Un coup de massue pour la communauté VR : Rec Room, le club social virtuel qui a diverti des millions de joueurs pendant dix ans, tire définitivement son rideau. L'annonce, tombée comme un couperet, met fin à une décennie d'expériences partagées, de jeux endiablés et de créations originales dans un monde virtuel unique.

Un échec financier malgré un succès d'audience

L'histoire est tragique, surtout quand on sait que Rec Room a fédéré plus de 150 millions de joueurs, accumulant un temps de jeu équivalent à 68 000 années. Pourtant, Against Gravity, le studio derrière ce phénomène, a admis publiquement avoir échoué à transformer cette popularité en un modèle économique viable. « Nous n'avons jamais vraiment réussi à faire de Rec Room une entreprise rentable de manière durable », a déclaré l'équipe dans un communiqué laconique, mais révélateur de la situation.

Les coûts, selon eux, ont toujours dépassé les revenus, malgré des tentatives répétées pour inverser la tendance. Le récent ralentissement du marché de la réalité virtuelle, conjugué à des difficultés plus générales dans l'industrie du jeu vidéo, a rendu l'équation insoluble. Une décision difficile, assument-ils, prise pour gérer la fermeture de manière responsable et respecter les contributeurs qui ont bâti cette communauté.

Fin de vie progressive : adieux aux créateurs et aux joueurs

Fin de vie progressive : adieux aux créateurs et aux joueurs

À partir du 1er juin, l'accès à Rec Room sera définitivement impossible. Le site web disparaîtra, et tous les services en ligne associés cesseront de fonctionner. Plus de nouveaux comptes, plus d'amis à ajouter. Les créateurs de contenu, piliers de l'écosystème Rec Room, ne pourront plus accepter de nouvelles inscriptions dès le 1er mai. Et le clou du spectacle : la monétisation du contenu généré par les utilisateurs, qui a longtemps été un moteur de l'engagement, prendra fin. Les paiements Room Rewards s'arrêteront après le mois d'avril, et l'achat de tokens ou la conversion de cartes cadeaux sera impossible à partir du 18 mai.

L’amertume des joueurs est palpable. Les réactions sur les réseaux sociaux témoignent d'une profonde déception. « Ça fait putain de mal, mec », s'est plaint un fan. D’autres pointent du doigt l'arrivée du support VR chez Roblox, le véritable concurrent de Rec Room, comme un facteur déterminant dans ce déclin.

Un avertissement pour l'avenir de la vr ?
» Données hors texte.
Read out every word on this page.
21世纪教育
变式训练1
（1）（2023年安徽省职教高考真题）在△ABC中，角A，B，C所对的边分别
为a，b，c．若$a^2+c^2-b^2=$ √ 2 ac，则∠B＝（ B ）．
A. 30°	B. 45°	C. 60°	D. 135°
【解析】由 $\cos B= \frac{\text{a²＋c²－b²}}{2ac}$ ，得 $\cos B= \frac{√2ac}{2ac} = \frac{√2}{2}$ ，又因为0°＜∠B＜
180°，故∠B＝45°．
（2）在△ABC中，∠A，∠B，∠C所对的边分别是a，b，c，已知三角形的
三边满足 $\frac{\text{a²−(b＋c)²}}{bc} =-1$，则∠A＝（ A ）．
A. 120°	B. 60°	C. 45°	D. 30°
L'annonce de la fermeture de Rec Room intervient dans un contexte plus large de difficultés pour la réalité virtuelle. En janvier, Meta, géant de la Technologie, a annoncé des licenciements massifs (environ 10% de ses effectifs) au sein de sa division Reality Labs, signe que l'enthousiasme initial autour de la VR commence à s'estomper. La fermeture de studios spécialisés, tels que Twisted Pixel (Deadpool VR) et Armature Studio (Resident Evil 4 VR), confirme cette tendance.

Pour ceux qui souhaitent conserver un souvenir de leur avatar et de leurs créations, Rec Room offre une dernière opportunité : une remise de 80% sur tout le contenu de première partie et la possibilité de télécharger des photos et un bulletin de notes final. Les créateurs peuvent également récupérer leurs données de salles pour les recréer dans Unity, un logiciel de développement de jeux, mais le fonctionnement des salles nécessitera toujours les serveurs de Rec Room, désormais hors service.
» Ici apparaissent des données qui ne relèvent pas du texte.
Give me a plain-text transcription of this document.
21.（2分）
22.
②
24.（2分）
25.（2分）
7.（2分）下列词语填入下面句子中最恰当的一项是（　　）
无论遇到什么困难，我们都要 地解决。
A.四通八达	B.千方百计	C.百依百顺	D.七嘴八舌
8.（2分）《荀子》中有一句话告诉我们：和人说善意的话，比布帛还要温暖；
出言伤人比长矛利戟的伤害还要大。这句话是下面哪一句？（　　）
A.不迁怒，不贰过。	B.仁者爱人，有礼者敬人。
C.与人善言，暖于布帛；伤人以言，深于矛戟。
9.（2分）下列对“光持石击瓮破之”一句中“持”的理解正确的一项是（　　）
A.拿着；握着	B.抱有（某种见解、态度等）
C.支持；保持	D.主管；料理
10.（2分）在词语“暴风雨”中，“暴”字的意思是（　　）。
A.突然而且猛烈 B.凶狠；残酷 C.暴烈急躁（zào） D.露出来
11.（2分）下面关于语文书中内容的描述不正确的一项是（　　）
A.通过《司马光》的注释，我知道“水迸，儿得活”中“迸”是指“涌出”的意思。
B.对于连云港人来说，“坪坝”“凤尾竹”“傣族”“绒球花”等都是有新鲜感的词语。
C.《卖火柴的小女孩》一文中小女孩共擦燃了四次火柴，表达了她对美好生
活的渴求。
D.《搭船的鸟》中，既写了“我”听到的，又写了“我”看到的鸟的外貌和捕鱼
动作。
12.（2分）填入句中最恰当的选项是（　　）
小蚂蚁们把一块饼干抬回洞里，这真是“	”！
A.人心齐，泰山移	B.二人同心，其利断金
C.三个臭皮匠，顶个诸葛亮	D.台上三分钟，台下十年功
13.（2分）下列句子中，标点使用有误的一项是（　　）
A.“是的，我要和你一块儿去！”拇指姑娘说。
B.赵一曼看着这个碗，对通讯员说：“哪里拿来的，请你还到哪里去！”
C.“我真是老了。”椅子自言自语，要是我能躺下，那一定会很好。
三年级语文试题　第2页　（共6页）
Le succès de Roblox, malgré son arrivée tardive sur le marché de la VR, prouve que le concept de mini-jeux sociaux reste populaire. Mais la chute de Rec Room sonne comme un avertissement : la réalité virtuelle, malgré son potentiel, n'est pas encore prête à devenir un pilier de l'industrie du jeu vidéo. La question qui se pose désormais est de savoir si d'autres acteurs suivront le même chemin.